# FBAR Penalties



## BenJG (Dec 20, 2011)

Hi All,

I've spent the last week or so reading pretty much everything I can get my hands on regarding the FBAR and possible penalties, and was wondering whether anyone on this forum has filed late FBARs and actually had a penalty imposed? If so, how much? I think it would be useful to collect this information, if only to see what the experience of people has been.

BenJG


----------



## G-Mo (Aug 17, 2011)

Expat Tax - Expat Forum For Expats, For Moving Overseas And For Jobs Abroad

There is a separate forum for this.

"This [...] forum is for tax related queries and discussions for expats living in Canada. This includes US tax reporting requirements, FBAR and FATCA. Please post any tax and finance threads in this new section and *not in the main forum*."


----------



## BenJG (Dec 20, 2011)

Sorry! Will repost in the right forum.


----------



## Nightsoad (May 30, 2012)

Good day all, 

I started filing my tax report last year and I discovered recently that I must file the FBAR for 2011 and I should have done it last year as well. 

Is there any real risk of penalty if I file lately for 2010 or should I not take the risk to report it ? 

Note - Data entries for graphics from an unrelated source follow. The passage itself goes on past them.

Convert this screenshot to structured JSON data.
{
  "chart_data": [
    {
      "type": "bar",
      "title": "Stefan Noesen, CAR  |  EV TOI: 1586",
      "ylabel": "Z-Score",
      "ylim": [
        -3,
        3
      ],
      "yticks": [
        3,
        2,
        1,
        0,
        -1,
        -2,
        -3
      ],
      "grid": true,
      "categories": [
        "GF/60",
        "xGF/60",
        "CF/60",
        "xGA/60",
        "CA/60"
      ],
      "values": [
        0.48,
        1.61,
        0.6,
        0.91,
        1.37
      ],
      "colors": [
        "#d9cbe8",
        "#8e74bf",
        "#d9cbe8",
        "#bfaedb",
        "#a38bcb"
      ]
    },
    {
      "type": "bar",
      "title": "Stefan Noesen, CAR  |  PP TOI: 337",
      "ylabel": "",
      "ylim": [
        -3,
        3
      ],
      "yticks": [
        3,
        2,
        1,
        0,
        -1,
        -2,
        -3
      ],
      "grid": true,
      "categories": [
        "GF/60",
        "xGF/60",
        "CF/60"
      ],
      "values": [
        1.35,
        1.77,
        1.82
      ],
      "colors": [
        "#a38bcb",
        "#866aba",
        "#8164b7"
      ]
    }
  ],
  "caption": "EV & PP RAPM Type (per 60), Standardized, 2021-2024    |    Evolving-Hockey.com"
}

What are the chances that the IRS will know about it ? Has anyone ever been contacted by them ? Do they really control and apply penalties or is it just a threat ? 

For how many years in the past would the IRS control an individual reporting ? 

Many thanks in advance for your replies.


----------



## Nightsoad (May 30, 2012)

Nightsoad said:


> Good day all,
> 
> I started filing my tax report last year and I discovered recently that I must file the FBAR for 2011 and I should have done it last year as well.
> 
> ...


... Sorry I'm in the wrong discussion....


----------